# Busy in the Shop



## GoonMan (Mar 22, 2005)

Well here is some pics of what I have been up to. I have made 3 table tops in 3 different days. The 2 small ones are for a End Table I am making and the large one is for the Top of an Entertainment Center. The wood is all free. Mostly White Oak, RedOak and Ash from what I can tell. These are also to go with the Coffee Table that is already built on the left. I am going to fill the holes, resand and use a Ebony Stain wash then go with a full strength Ebony stain and Clear Watco Danish Oil. I talked the couple into staining instead of Painting.

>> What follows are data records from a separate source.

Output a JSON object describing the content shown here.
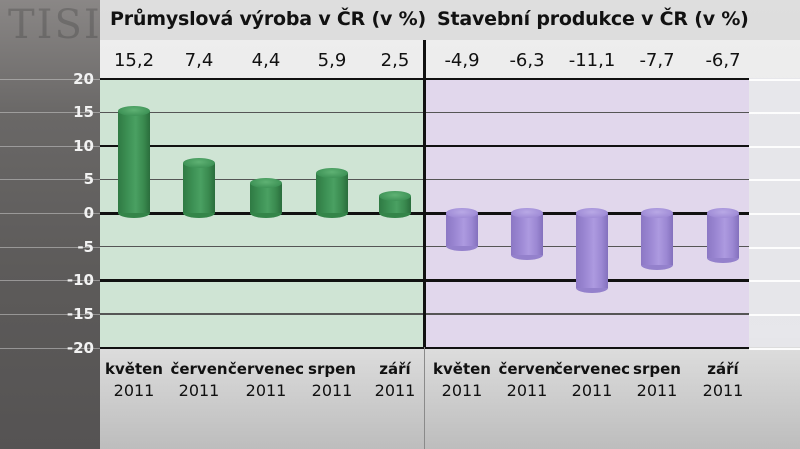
{
  "chart_data": [
    {
      "type": "bar",
      "title": "Průmyslová výroba v ČR (v %)",
      "categories": [
        "květen 2011",
        "červen 2011",
        "červenec 2011",
        "srpen 2011",
        "září 2011"
      ],
      "values": [
        15.2,
        7.4,
        4.4,
        5.9,
        2.5
      ],
      "value_labels": [
        "15,2",
        "7,4",
        "4,4",
        "5,9",
        "2,5"
      ],
      "xlabel": "",
      "ylabel": "",
      "ylim": [
        -20,
        20
      ],
      "yticks": [
        20,
        15,
        10,
        5,
        0,
        -5,
        -10,
        -15,
        -20
      ],
      "grid": true,
      "color": "#3f9457"
    },
    {
      "type": "bar",
      "title": "Stavební produkce v ČR (v %)",
      "categories": [
        "květen 2011",
        "červen 2011",
        "červenec 2011",
        "srpen 2011",
        "září 2011"
      ],
      "values": [
        -4.9,
        -6.3,
        -11.1,
        -7.7,
        -6.7
      ],
      "value_labels": [
        "-4,9",
        "-6,3",
        "-11,1",
        "-7,7",
        "-6,7"
      ],
      "xlabel": "",
      "ylabel": "",
      "ylim": [
        -20,
        20
      ],
      "yticks": [
        20,
        15,
        10,
        5,
        0,
        -5,
        -10,
        -15,
        -20
      ],
      "grid": true,
      "color": "#a08cd8"
    }
  ],
  "left": {
    "title": "Průmyslová výroba v ČR (v %)",
    "values": [
      "15,2",
      "7,4",
      "4,4",
      "5,9",
      "2,5"
    ],
    "months": [
      "květen",
      "červen",
      "červenec",
      "srpen",
      "září"
    ],
    "year": "2011"
  },
  "right": {
    "title": "Stavební produkce v ČR (v %)",
    "values": [
      "-4,9",
      "-6,3",
      "-11,1",
      "-7,7",
      "-6,7"
    ],
    "months": [
      "květen",
      "červen",
      "červenec",
      "srpen",
      "září"
    ],
    "year": "2011"
  },
  "yaxis": {
    "ticks": [
      "20",
      "15",
      "10",
      "5",
      "0",
      "-5",
      "-10",
      "-15",
      "-20"
    ]
  },
  "colors": {
    "industry_bar": "#3f9457",
    "construction_bar": "#a08cd8",
    "left_plot_bg": "#cde4d2",
    "right_plot_bg": "#e0d6ec",
    "axis_panel": "#5d5b5a"
  }
}
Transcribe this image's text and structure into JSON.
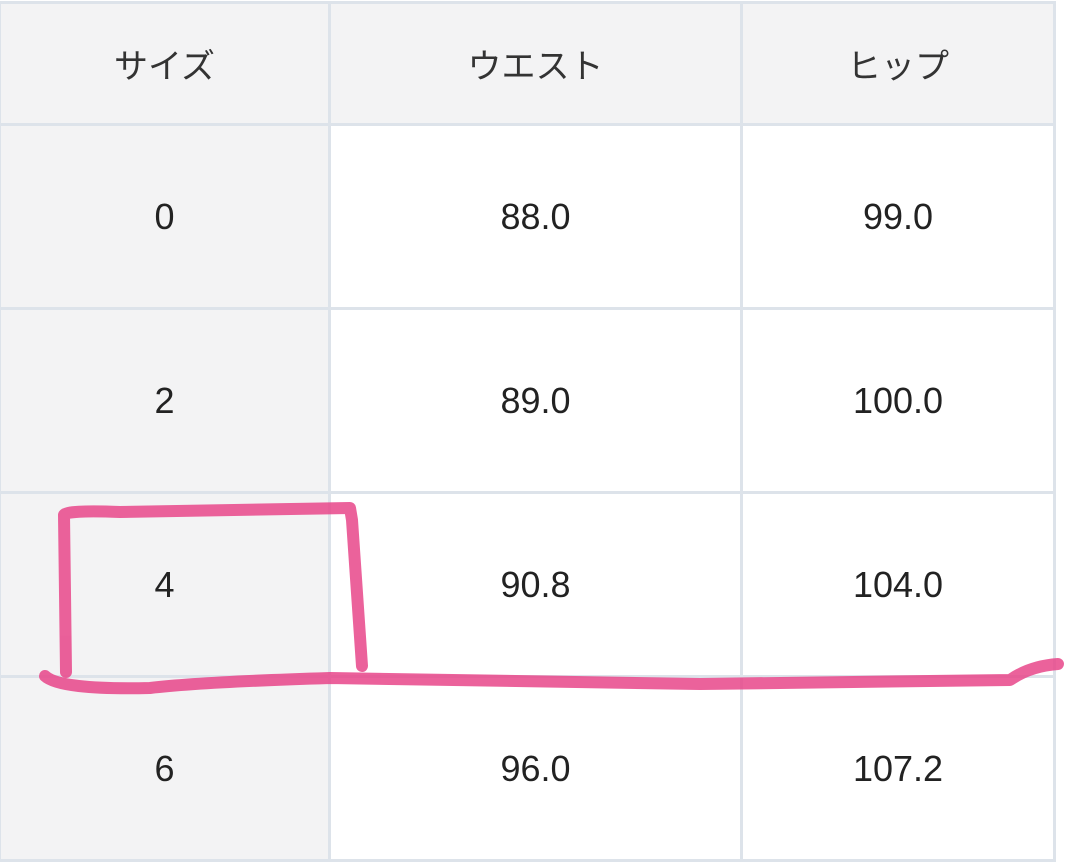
{
  "table": {
    "headers": [
      "サイズ",
      "ウエスト",
      "ヒップ"
    ],
    "rows": [
      [
        "0",
        "88.0",
        "99.0"
      ],
      [
        "2",
        "89.0",
        "100.0"
      ],
      [
        "4",
        "90.8",
        "104.0"
      ],
      [
        "6",
        "96.0",
        "107.2"
      ]
    ]
  },
  "annotation": {
    "color": "#e8468a",
    "highlighted_row": "4"
  }
}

I just wanted to share because these are the only 4 table top glue ups I have ever done and to let anyone else that has ever thought about using a Reversible glue joint bit to do so they work great. The one that is clamped up is 42"X27" and I decided to try something different, also it let me cut out alot of bad spots in the Pallet wood.


_I told the couple that I am building these for that after I get these built and the wood will bow and twist after they get it home. It was only meat as a joke. Gee I hope not.   LOL_


----------



## cranbrook2 (Nov 7, 2005)

Very nice table. i always liked the look of old nail holes. it adds a lot of character. the grain of the wood is also beautiful. great job. it is nice to see recycling too.


----------



## Mark (Aug 4, 2004)

Those look like some really nice table tops randy. In fact, I think they'd look great in my room


----------



## GoonMan (Mar 22, 2005)

LOL yep they would Mark, but the only problem is that you do not live in my area and I walked into the shop this morning and one of the small tops had bowed up on me. So now I am trying to get it to straighten back out. I think I know what caused it to but but not 100% sure. I think it had to do with what I had it setting on and we had a drastic weather change yesterday.


----------